Even though a number of microfluidic platforms for the integration of 3D cell cultures have been designed, fully automated higher-throughput versions for combined 3D iPSC (induced pluripotent stem cell) lineage differentiation and analysis are still rare, particularly for human iPSCs. While the microfluidic large-scale integration (mLSI) chip technology has set standards for automated 2D cell culture systems, its extension to 3D is challenging because of the relatively large size of the developing cell clusters. In addition, general operation units and elements for forming and handling 3D cultures are missing and the increasing demand for the system’s compatibility with high-content imaging and other analytical workflows is not covered.
Now, the team of Matthias Meier from the Helmholtz Pioneer Campus reports on a new, fully automated platform that not only lives up to the standards of current state-of-the-art microfluidic systems, but, by the addition of u-shaped pneumatic valves, is also able to trap cells and keep the developing clusters within a controlled size while maintaining their 3D architecture and homogeneity. On top, the system comes with the option of retrieving the cell aggregates for further analysis outside of the platform (FACS, IF, etc).

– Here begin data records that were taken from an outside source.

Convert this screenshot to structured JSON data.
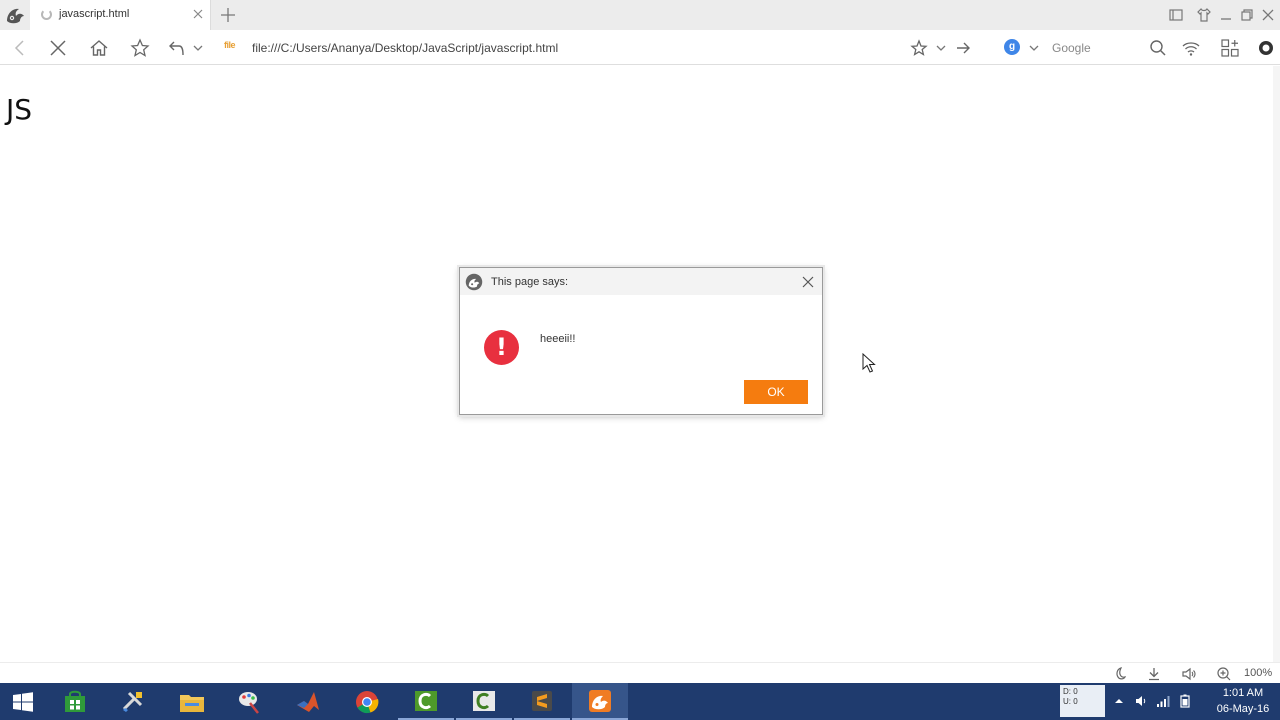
{
  "tab": {
    "title": "javascript.html"
  },
  "navbar": {
    "address_prefix": "file",
    "address": "file:///C:/Users/Ananya/Desktop/JavaScript/javascript.html",
    "search_engine_badge": "g",
    "search_placeholder": "Google"
  },
  "page": {
    "heading": "JS"
  },
  "dialog": {
    "title": "This page says:",
    "message": "heeeii!!",
    "ok_label": "OK",
    "alert_glyph": "!"
  },
  "statusbar": {
    "zoom": "100%"
  },
  "taskbar": {
    "apps": [
      "start-button",
      "store",
      "tools",
      "file-explorer",
      "paint",
      "matlab",
      "chrome",
      "camtasia",
      "camtasia-recorder",
      "sublime-text",
      "uc-browser"
    ],
    "net_meter": {
      "down": "D: 0",
      "up": "U: 0"
    },
    "time": "1:01 AM",
    "date": "06-May-16"
  },
  "colors": {
    "accent": "#f57c0f",
    "alert": "#e8303f",
    "taskbar": "#1f3b6e"
  }
}
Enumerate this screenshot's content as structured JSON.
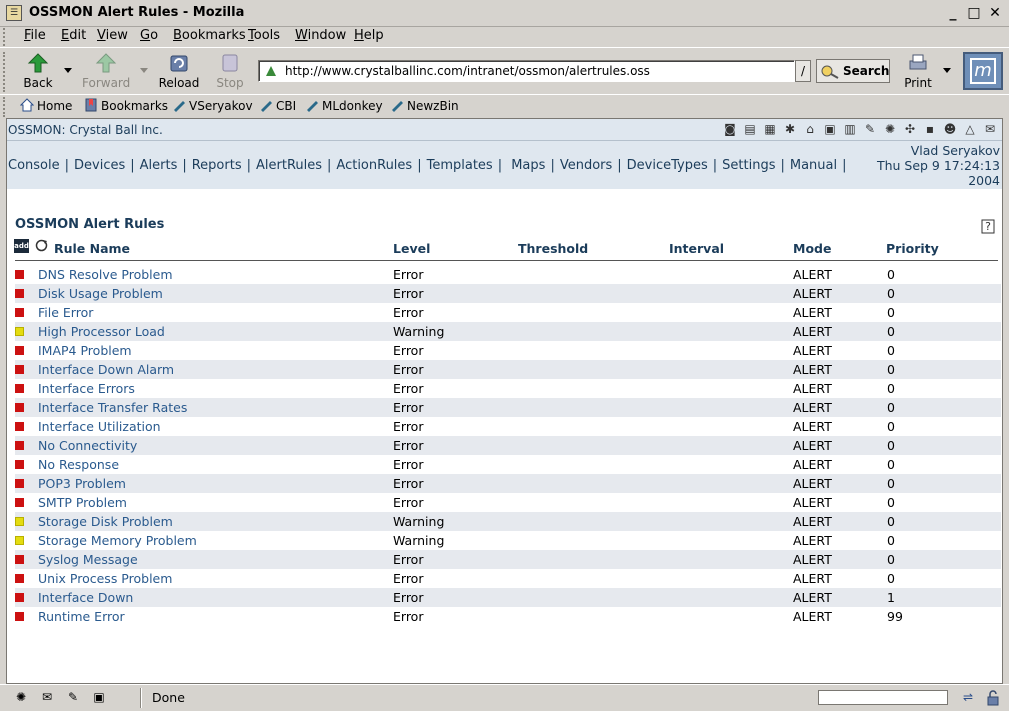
{
  "window": {
    "title": "OSSMON Alert Rules - Mozilla"
  },
  "menubar": {
    "items": [
      {
        "label": "File",
        "accel": "F",
        "rest": "ile"
      },
      {
        "label": "Edit",
        "accel": "E",
        "rest": "dit"
      },
      {
        "label": "View",
        "accel": "V",
        "rest": "iew"
      },
      {
        "label": "Go",
        "accel": "G",
        "rest": "o"
      },
      {
        "label": "Bookmarks",
        "accel": "B",
        "rest": "ookmarks"
      },
      {
        "label": "Tools",
        "accel": "T",
        "rest": "ools"
      },
      {
        "label": "Window",
        "accel": "W",
        "rest": "indow"
      },
      {
        "label": "Help",
        "accel": "H",
        "rest": "elp"
      }
    ]
  },
  "toolbar": {
    "back": "Back",
    "forward": "Forward",
    "reload": "Reload",
    "stop": "Stop",
    "url": "http://www.crystalballinc.com/intranet/ossmon/alertrules.oss",
    "search": "Search",
    "print": "Print"
  },
  "personal": {
    "home": "Home",
    "bookmarks": "Bookmarks",
    "links": [
      "VSeryakov",
      "CBI",
      "MLdonkey",
      "NewzBin"
    ]
  },
  "app": {
    "brand": "OSSMON: Crystal Ball Inc.",
    "nav": [
      "Console",
      "Devices",
      "Alerts",
      "Reports",
      "AlertRules",
      "ActionRules",
      "Templates",
      "Maps",
      "Vendors",
      "DeviceTypes",
      "Settings",
      "Manual"
    ],
    "user": "Vlad Seryakov",
    "datetime_line1": "Thu Sep 9 17:24:13",
    "datetime_line2": "2004",
    "add_label": "add"
  },
  "page": {
    "title": "OSSMON Alert Rules",
    "columns": {
      "name": "Rule Name",
      "level": "Level",
      "threshold": "Threshold",
      "interval": "Interval",
      "mode": "Mode",
      "priority": "Priority"
    }
  },
  "colors": {
    "error": "#cc1111",
    "warning": "#e4dc10",
    "link": "#2a5a8e"
  },
  "rules": [
    {
      "name": "DNS Resolve Problem",
      "severity": "error",
      "level": "Error",
      "threshold": "",
      "interval": "",
      "mode": "ALERT",
      "priority": "0"
    },
    {
      "name": "Disk Usage Problem",
      "severity": "error",
      "level": "Error",
      "threshold": "",
      "interval": "",
      "mode": "ALERT",
      "priority": "0"
    },
    {
      "name": "File Error",
      "severity": "error",
      "level": "Error",
      "threshold": "",
      "interval": "",
      "mode": "ALERT",
      "priority": "0"
    },
    {
      "name": "High Processor Load",
      "severity": "warning",
      "level": "Warning",
      "threshold": "",
      "interval": "",
      "mode": "ALERT",
      "priority": "0"
    },
    {
      "name": "IMAP4 Problem",
      "severity": "error",
      "level": "Error",
      "threshold": "",
      "interval": "",
      "mode": "ALERT",
      "priority": "0"
    },
    {
      "name": "Interface Down Alarm",
      "severity": "error",
      "level": "Error",
      "threshold": "",
      "interval": "",
      "mode": "ALERT",
      "priority": "0"
    },
    {
      "name": "Interface Errors",
      "severity": "error",
      "level": "Error",
      "threshold": "",
      "interval": "",
      "mode": "ALERT",
      "priority": "0"
    },
    {
      "name": "Interface Transfer Rates",
      "severity": "error",
      "level": "Error",
      "threshold": "",
      "interval": "",
      "mode": "ALERT",
      "priority": "0"
    },
    {
      "name": "Interface Utilization",
      "severity": "error",
      "level": "Error",
      "threshold": "",
      "interval": "",
      "mode": "ALERT",
      "priority": "0"
    },
    {
      "name": "No Connectivity",
      "severity": "error",
      "level": "Error",
      "threshold": "",
      "interval": "",
      "mode": "ALERT",
      "priority": "0"
    },
    {
      "name": "No Response",
      "severity": "error",
      "level": "Error",
      "threshold": "",
      "interval": "",
      "mode": "ALERT",
      "priority": "0"
    },
    {
      "name": "POP3 Problem",
      "severity": "error",
      "level": "Error",
      "threshold": "",
      "interval": "",
      "mode": "ALERT",
      "priority": "0"
    },
    {
      "name": "SMTP Problem",
      "severity": "error",
      "level": "Error",
      "threshold": "",
      "interval": "",
      "mode": "ALERT",
      "priority": "0"
    },
    {
      "name": "Storage Disk Problem",
      "severity": "warning",
      "level": "Warning",
      "threshold": "",
      "interval": "",
      "mode": "ALERT",
      "priority": "0"
    },
    {
      "name": "Storage Memory Problem",
      "severity": "warning",
      "level": "Warning",
      "threshold": "",
      "interval": "",
      "mode": "ALERT",
      "priority": "0"
    },
    {
      "name": "Syslog Message",
      "severity": "error",
      "level": "Error",
      "threshold": "",
      "interval": "",
      "mode": "ALERT",
      "priority": "0"
    },
    {
      "name": "Unix Process Problem",
      "severity": "error",
      "level": "Error",
      "threshold": "",
      "interval": "",
      "mode": "ALERT",
      "priority": "0"
    },
    {
      "name": "Interface Down",
      "severity": "error",
      "level": "Error",
      "threshold": "",
      "interval": "",
      "mode": "ALERT",
      "priority": "1"
    },
    {
      "name": "Runtime Error",
      "severity": "error",
      "level": "Error",
      "threshold": "",
      "interval": "",
      "mode": "ALERT",
      "priority": "99"
    }
  ],
  "status": {
    "text": "Done"
  }
}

The team demonstrated the benefit of this technical advancement by assessing and optimizing stem cell differentiation protocols in order to (a) reduce the number of off-target cells associated with long-term cultivation of iPSC, (b) gain more functional mature cell types and (c) increase the yield. This is a major step forward towards a better understanding of the chemical, temporal, and spatial microenvironment of the in vivo counterparts of the target organ (in the present study: the pancreas), which is key for rebuilding organotypic tissues in vitro.
Taken together, the technical advancements now enable broad experimental applications with high reproducibility and with the general analytical workflow in place, allow for optimal in vitro generation of various cell types for future cell replacement therapies.